Por Manoel Osdemi
Cinco amigos, o nosso mar, uma canoa, uma tempestade, um naufrágio e dois sobreviventes.
Quando se pensa nessa história, a gente logo percebe um sentimento de solidariedade de alto nível que existia entre eles.
As ondas, ainda hoje, parecem vibrar ecos de mensagens de otimismo trocadas por eles durantes as 24 horas de aflição.
A aventura iniciou em Bitupitá, na praia do Arrombado, onde se deu o naufrágio e terminou em uma praia conhecida por Barra Grande, no estado do Piauí, distante 80 quilômetros de Bitupitá.
A maioria tinha idade avançada. Apenas Kêza destoava dos demais. Era considerado o caçula da turma. Todos os dias, fazendo chuva ou sol, eles saíam para pescar.
Na madrugada de terça-feira, saíram quando ainda estava escuro. Não havia outras pessoas na praia. De vez em quando , soprava uma rajada de vento, descolorindo a calmaria do horizonte.

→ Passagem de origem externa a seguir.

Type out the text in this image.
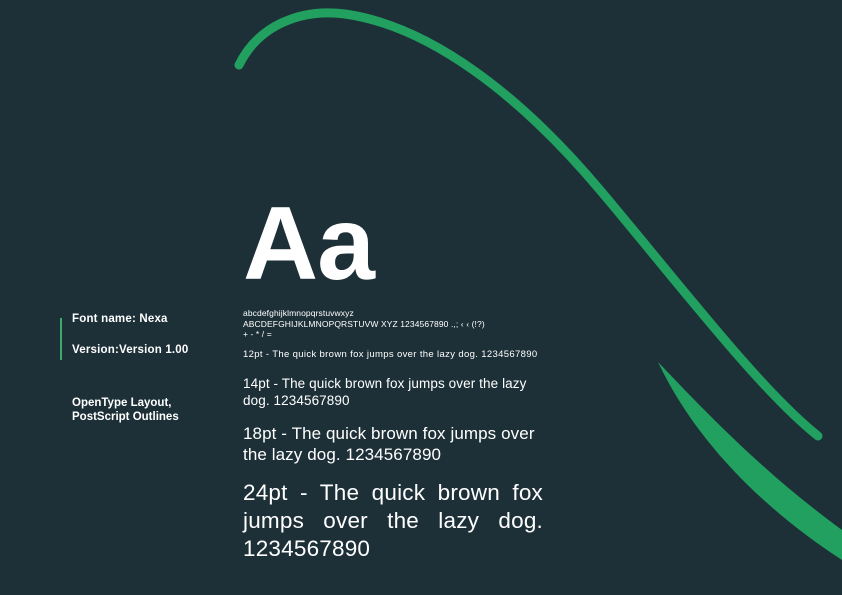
Font name: Nexa

Version:Version 1.00

OpenType Layout,
PostScript Outlines
Aa

abcdefghijklmnopqrstuvwxyz

ABCDEFGHIJKLMNOPQRSTUVW XYZ 1234567890 .,; ‹ ‹ (!?)

+ - * / =

12pt - The quick brown fox jumps over the lazy dog. 1234567890

14pt - The quick brown fox jumps over the lazy dog. 1234567890

18pt - The quick brown fox jumps over the lazy dog. 1234567890

24pt - The quick brown fox jumps over the lazy dog. 1234567890
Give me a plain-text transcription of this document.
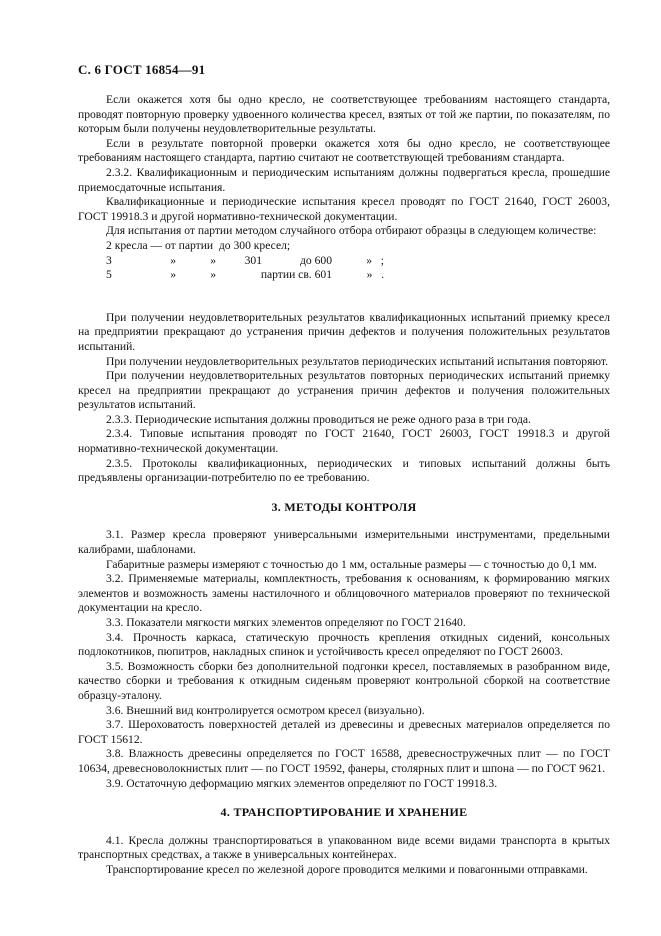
С. 6 ГОСТ 16854—91

Если окажется хотя бы одно кресло, не соответствующее требованиям настоящего стандарта, проводят повторную проверку удвоенного количества кресел, взятых от той же партии, по показателям, по которым были получены неудовлетворительные результаты.

Если в результате повторной проверки окажется хотя бы одно кресло, не соответствующее требованиям настоящего стандарта, партию считают не соответствующей требованиям стандарта.

2.3.2. Квалификационным и периодическим испытаниям должны подвергаться кресла, прошедшие приемосдаточные испытания.

Квалификационные и периодические испытания кресел проводят по ГОСТ 21640, ГОСТ 26003, ГОСТ 19918.3 и другой нормативно-технической документации.

Для испытания от партии методом случайного отбора отбирают образцы в следующем количестве:

2 кресла — от партии  до 300 кресел;
3	»	»	301	до 600	»   ;
5	»	»	партии св. 601	»   .

При получении неудовлетворительных результатов квалификационных испытаний приемку кресел на предприятии прекращают до устранения причин дефектов и получения положительных результатов испытаний.

При получении неудовлетворительных результатов периодических испытаний испытания повторяют.

При получении неудовлетворительных результатов повторных периодических испытаний приемку кресел на предприятии прекращают до устранения причин дефектов и получения положительных результатов испытаний.

2.3.3. Периодические испытания должны проводиться не реже одного раза в три года.

2.3.4. Типовые испытания проводят по ГОСТ 21640, ГОСТ 26003, ГОСТ 19918.3 и другой нормативно-технической документации.

2.3.5. Протоколы квалификационных, периодических и типовых испытаний должны быть предъявлены организации-потребителю по ее требованию.

3. МЕТОДЫ КОНТРОЛЯ

3.1. Размер кресла проверяют универсальными измерительными инструментами, предельными калибрами, шаблонами.

Габаритные размеры измеряют с точностью до 1 мм, остальные размеры — с точностью до 0,1 мм.

3.2. Применяемые материалы, комплектность, требования к основаниям, к формированию мягких элементов и возможность замены настилочного и облицовочного материалов проверяют по технической документации на кресло.

3.3. Показатели мягкости мягких элементов определяют по ГОСТ 21640.

3.4. Прочность каркаса, статическую прочность крепления откидных сидений, консольных подлокотников, пюпитров, накладных спинок и устойчивость кресел определяют по ГОСТ 26003.

3.5. Возможность сборки без дополнительной подгонки кресел, поставляемых в разобранном виде, качество сборки и требования к откидным сиденьям проверяют контрольной сборкой на соответствие образцу-эталону.

3.6. Внешний вид контролируется осмотром кресел (визуально).

3.7. Шероховатость поверхностей деталей из древесины и древесных материалов определяется по ГОСТ 15612.

3.8. Влажность древесины определяется по ГОСТ 16588, древесностружечных плит — по ГОСТ 10634, древесноволокнистых плит — по ГОСТ 19592, фанеры, столярных плит и шпона — по ГОСТ 9621.

3.9. Остаточную деформацию мягких элементов определяют по ГОСТ 19918.3.

4. ТРАНСПОРТИРОВАНИЕ И ХРАНЕНИЕ

4.1. Кресла должны транспортироваться в упакованном виде всеми видами транспорта в крытых транспортных средствах, а также в универсальных контейнерах.

Транспортирование кресел по железной дороге проводится мелкими и повагонными отправками.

Nesse dia o vento apresentava-se diferente. Estava muito forte, ao ponto de chamar a atenção de Damázio, o mais experiente da turma. Teve um momento que ele pensou em desistir, mas achou melhor compartilhar com o grupo sua apreensão: de que poderia surgir a qualquer instante um aguaceiro (chuva misturada com vento).
Embora, apreensivos, a maioria resolveu seguir em frente. A embarcação que navegariam era estreita e leve, chamada de canoa pelos nativos. Estava na beira da praia, presa por um fio de corda de uma fateixa, um tipo de âncora artesanal que ficava no fundo do mar. A canoa era feita de madeira tamanho médio. Damázio correu os olhos por toda a extremidade. A preocupação com o tempo chuvoso o fez redobrar as atenções com a segurança da tripulação.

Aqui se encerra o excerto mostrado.